September was childhood cancer awareness month, but childhood cancer devastates families year round. Emanuel and Angie Reese have focused on enhancing their son Jaisyn’s quality of life after he was diagnosed with Diffuse Intrinsic Pontine Glioma (DIPG) in January. The Reese family has also advocated passionately for increased pediatric (childhood) cancer research.
There is no cure for DIPG, radiation treatment may extend a child’s life for an average of 9 to 12 months. DIPG is a tumor located in the pons of the brain stem. The cancer is said to “spread like sand”. It has a 0% survival rate. Angie said it’s hard to talk about Jaisyn’s condition. It is nearly impossible to find the words to help people understand the gravity of his condition and the severity of his prognosis while still trying to embrace hope.
For children battling DIPG, the goal is to sustain quality of life and make every day count. DIPG is a terminal diagnosis. Doctors gave Jaisyn 9 to 12 months when he was first diagnosed in January. Angie said, “People don’t understand. This will take his life. We don’t know when. Nobody knows, but it will.”
DIPG accounts for 10% of all childhood central nervous system tumors with approximately 300 children in the United States alone being diagnosed with it every year. Brain cancer is the most deadly of childhood cancers and receives only a small portion of the 4% of funding allocated for all pediatric cancers by the National Cancer Institute.

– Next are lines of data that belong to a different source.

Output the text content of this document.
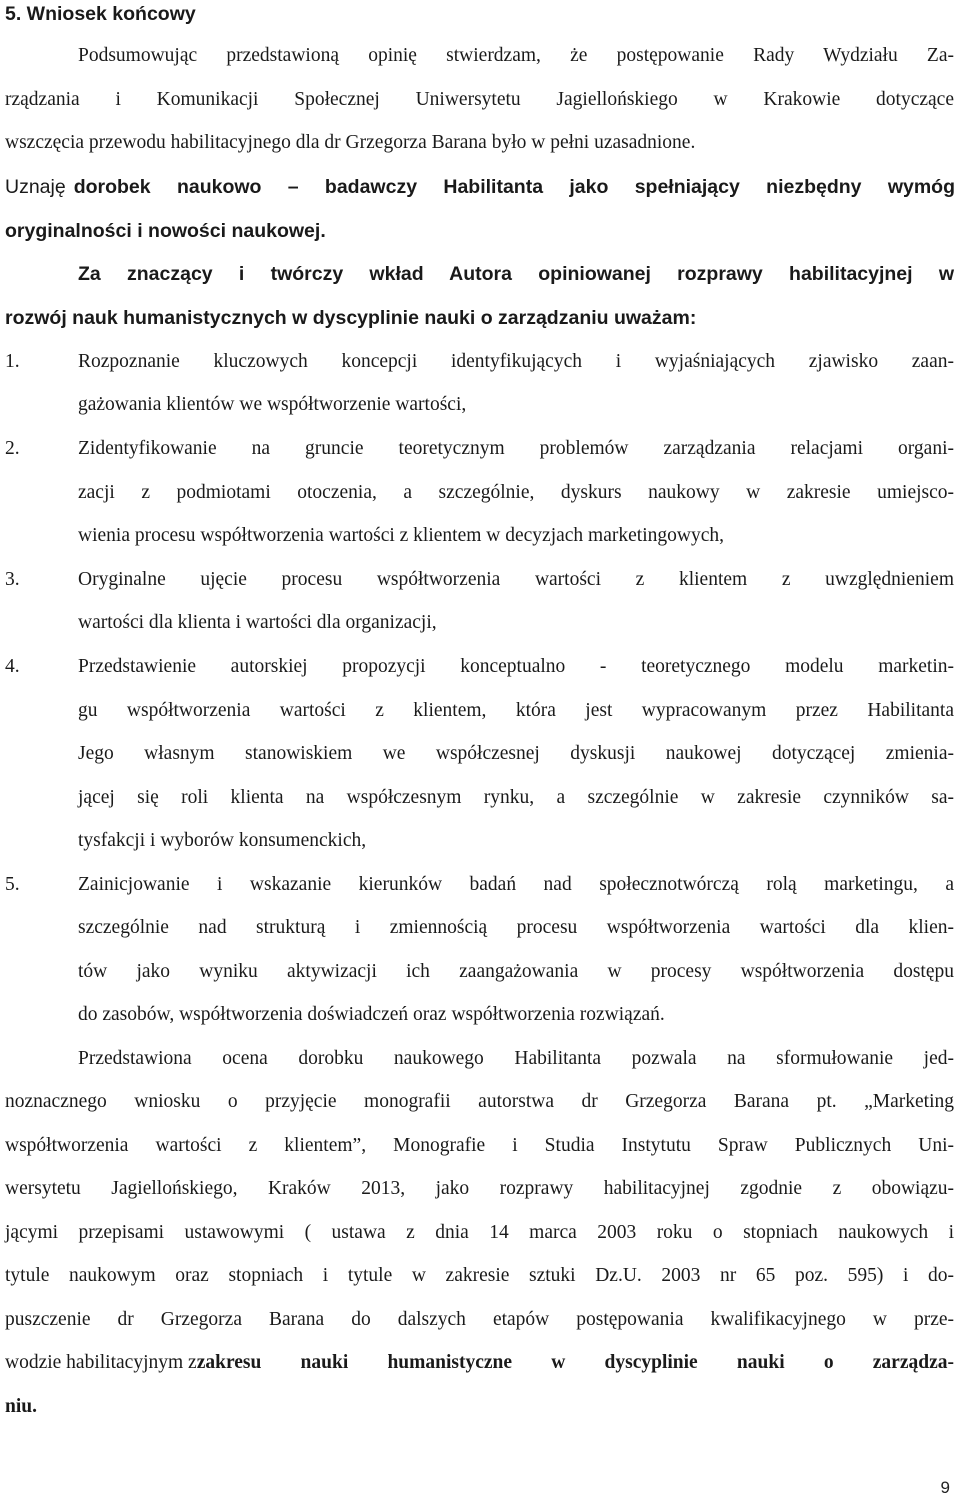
5. Wniosek końcowy
Podsumowując przedstawioną opinię stwierdzam, że postępowanie Rady Wydziału Za-
rządzania i Komunikacji Społecznej Uniwersytetu Jagiellońskiego w Krakowie dotyczące
wszczęcia przewodu habilitacyjnego dla dr Grzegorza Barana było w pełni uzasadnione.
Uznaję dorobek naukowo – badawczy Habilitanta jako spełniający niezbędny wymóg
oryginalności i nowości naukowej.
Za znaczący i twórczy wkład Autora opiniowanej rozprawy habilitacyjnej w
rozwój nauk humanistycznych w dyscyplinie nauki o zarządzaniu uważam:
1.	Rozpoznanie kluczowych koncepcji identyfikujących i wyjaśniających zjawisko zaan-
gażowania klientów we współtworzenie wartości,
2.	Zidentyfikowanie na gruncie teoretycznym problemów zarządzania relacjami organi-
zacji z podmiotami otoczenia, a szczególnie, dyskurs naukowy w zakresie umiejsco-
wienia procesu współtworzenia wartości z klientem w decyzjach marketingowych,
3.	Oryginalne ujęcie procesu współtworzenia wartości z klientem z uwzględnieniem
wartości dla klienta i wartości dla organizacji,
4.	Przedstawienie autorskiej propozycji konceptualno - teoretycznego modelu marketin-
gu współtworzenia wartości z klientem, która jest wypracowanym przez Habilitanta
Jego własnym stanowiskiem we współczesnej dyskusji naukowej dotyczącej zmienia-
jącej się roli klienta na współczesnym rynku, a szczególnie w zakresie czynników sa-
tysfakcji i wyborów konsumenckich,
5.	Zainicjowanie i wskazanie kierunków badań nad społecznotwórczą rolą marketingu, a
szczególnie nad strukturą i zmiennością procesu współtworzenia wartości dla klien-
tów jako wyniku aktywizacji ich zaangażowania w procesy współtworzenia dostępu
do zasobów, współtworzenia doświadczeń oraz współtworzenia rozwiązań.
Przedstawiona ocena dorobku naukowego Habilitanta pozwala na sformułowanie jed-
noznacznego wniosku o przyjęcie monografii autorstwa dr Grzegorza Barana pt. „Marketing
współtworzenia wartości z klientem”, Monografie i Studia Instytutu Spraw Publicznych Uni-
wersytetu Jagiellońskiego, Kraków 2013, jako rozprawy habilitacyjnej zgodnie z obowiązu-
jącymi przepisami ustawowymi ( ustawa z dnia 14 marca 2003 roku o stopniach naukowych i
tytule naukowym oraz stopniach i tytule w zakresie sztuki Dz.U. 2003 nr 65 poz. 595) i do-
puszczenie dr Grzegorza Barana do dalszych etapów postępowania kwalifikacyjnego w prze-
wodzie habilitacyjnym z zakresu nauki humanistyczne w dyscyplinie nauki o zarządza-
niu.
9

Astronaut Neil Armstrong’s daughter, Karen, died from DIPG in 1962 when she was two years old. In nearly six decades, almost no progress has been made against this disease. Due to funding allocations going largely to other and adult cancers, limited research has been done on the disease and standard treatment options have not changed or improved.
Angie said, “To me, that’s not okay.”
Radiation to prolong life is the still the standard treatment with an average of 9 to 10 months. Clinical trials are a parent’s only current hope at this point. “These are parents that are grasping for anything to save their kids.”
DIPG Awareness Resolution (H. Res. 114) is a resolution, not a law, expressing support for the designation of DIPG Awareness Day. It also encourages that the years of life lost, and the mortality rates associated with certain types of cancers be taken into consideration when cancer types are prioritized for research grants that use government and private funds. (congress.gov)
Emanuel supports an advocacy group made up of families who have lost a child to DIPG, Moonshot4Kids, that has been actively advocating for H. Res. 114. More detailed information about Moonshot4kids can be found at www.moonshot4kids.org.
250 children die from cancer every day around the globe. Angie said, “250 families every single night put their kids to bed for the last time because they will die from cancer. Every night.”
Angie has sympathy for adults battling cancer, but expresses frustration that more is not being done to advocate for children. “I’ve watched my family members at an older age go through chemo. I am not knocking adult cancer. My grandma had breast cancer twice. But it’s just the way that everybody flocks to those. These kids are losing on average 70 years of their life. 70 years of their life. Whereas when adults are diagnosed they have gotten to live their life. Some of these cancers are caused by their lifestyle. These kids did nothing. They did nothing. This is why parents get so aggravated.”
Emanuel said, “Many people do not know how little funding goes to childhood cancer research.” It’s a challenge for advocacy groups to convince government leaders and investors that investing in childhood cancer research is more than numbers and money, it’s about saving the lives of children.